I have a rather simple photo, with two buildings and one target.
I know the bearings of the two buildings from the observer $(\theta_1, \theta_2)$, thus the angle between the two buildings are known ($\theta = \theta_2-\theta_1$). I can measure the "distance" between the two buildings in the photo ($D$, in pixel), and the "distance" between the target and building 1 ($d$).
Does the bearing of the target can be calculated as simple as $\theta_1 + (\theta \cdot \dfrac{d}{D})$ ?
It’s not quite that simple since angle isn’t a linear function of visual horizontal displacement: the closer you are to dead center, the faster the angle changes. I’m sure you’ve seen this effect yourself when watching moving objects whiz past. However, it’s not terribly complicated, either.
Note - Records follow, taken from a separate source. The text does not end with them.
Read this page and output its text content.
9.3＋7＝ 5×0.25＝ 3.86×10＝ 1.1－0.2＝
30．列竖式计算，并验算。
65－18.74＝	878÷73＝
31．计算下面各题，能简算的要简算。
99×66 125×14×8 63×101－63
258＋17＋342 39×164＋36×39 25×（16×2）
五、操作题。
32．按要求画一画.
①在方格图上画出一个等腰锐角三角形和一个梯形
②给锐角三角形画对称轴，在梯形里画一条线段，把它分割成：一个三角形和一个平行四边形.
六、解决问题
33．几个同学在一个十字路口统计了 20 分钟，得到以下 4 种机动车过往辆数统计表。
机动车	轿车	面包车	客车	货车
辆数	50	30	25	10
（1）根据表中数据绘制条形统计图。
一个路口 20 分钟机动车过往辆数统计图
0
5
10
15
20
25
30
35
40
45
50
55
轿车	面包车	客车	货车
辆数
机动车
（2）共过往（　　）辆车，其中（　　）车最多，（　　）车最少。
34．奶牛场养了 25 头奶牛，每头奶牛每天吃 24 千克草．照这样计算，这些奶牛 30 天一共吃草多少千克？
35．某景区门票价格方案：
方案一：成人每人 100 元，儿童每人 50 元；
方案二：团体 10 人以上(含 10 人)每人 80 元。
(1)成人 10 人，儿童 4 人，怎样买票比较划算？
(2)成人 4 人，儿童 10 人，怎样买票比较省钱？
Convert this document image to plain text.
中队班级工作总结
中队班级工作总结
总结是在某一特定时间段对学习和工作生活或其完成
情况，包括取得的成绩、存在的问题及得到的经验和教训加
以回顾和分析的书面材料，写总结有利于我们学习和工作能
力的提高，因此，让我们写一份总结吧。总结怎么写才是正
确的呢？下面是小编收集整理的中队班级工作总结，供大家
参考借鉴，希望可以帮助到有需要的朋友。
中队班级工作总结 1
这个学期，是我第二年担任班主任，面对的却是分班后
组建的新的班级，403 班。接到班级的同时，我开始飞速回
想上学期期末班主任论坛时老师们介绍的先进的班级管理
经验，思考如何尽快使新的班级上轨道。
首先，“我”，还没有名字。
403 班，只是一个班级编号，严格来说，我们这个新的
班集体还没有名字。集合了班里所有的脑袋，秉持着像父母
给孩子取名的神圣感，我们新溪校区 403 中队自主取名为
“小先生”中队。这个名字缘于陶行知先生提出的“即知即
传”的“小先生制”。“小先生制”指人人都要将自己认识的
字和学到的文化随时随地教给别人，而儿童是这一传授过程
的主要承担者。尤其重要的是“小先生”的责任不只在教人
Assuming the usual pinhole projective camera model, the overhead view of the scene is something like this:
The vertical broken line represents the image plane at some as-yet-unknown distance $f$ from the observer $O$ and the dotted line is the view axis, which serves as the reference for the bearing angles. So, $$\theta_1 = m\angle{FOA}=m\angle{FOA'}$$ and $A'F = f\tan\theta_1$. Similarly, $FB'=f\tan\theta_2$ and $D=A'B'=f(\tan\theta_1-\tan\theta_2)$, therefore $$f={D\over\tan\theta_1-\tan\theta_2}.$$ A similar calculation for $\theta$ gives $$d = A'C' = f(\tan\theta_1-\tan\theta) = {\tan\theta-\tan\theta_1 \over \tan\theta_2-\tan\theta_1}D$$ and solving for $\tan\theta$ results in $$\tan\theta = \tan\theta_1+\frac dD(\tan\theta_2-\tan\theta_1).$$ Comparing this to your original attempt, we can see that there’s a simple linear relationship between the tangents of the angles instead of the angles themselves. For small (measured in radians) angles you can use the approximation $\tan\alpha\approx\alpha$, in which case your equation would be approximately correct.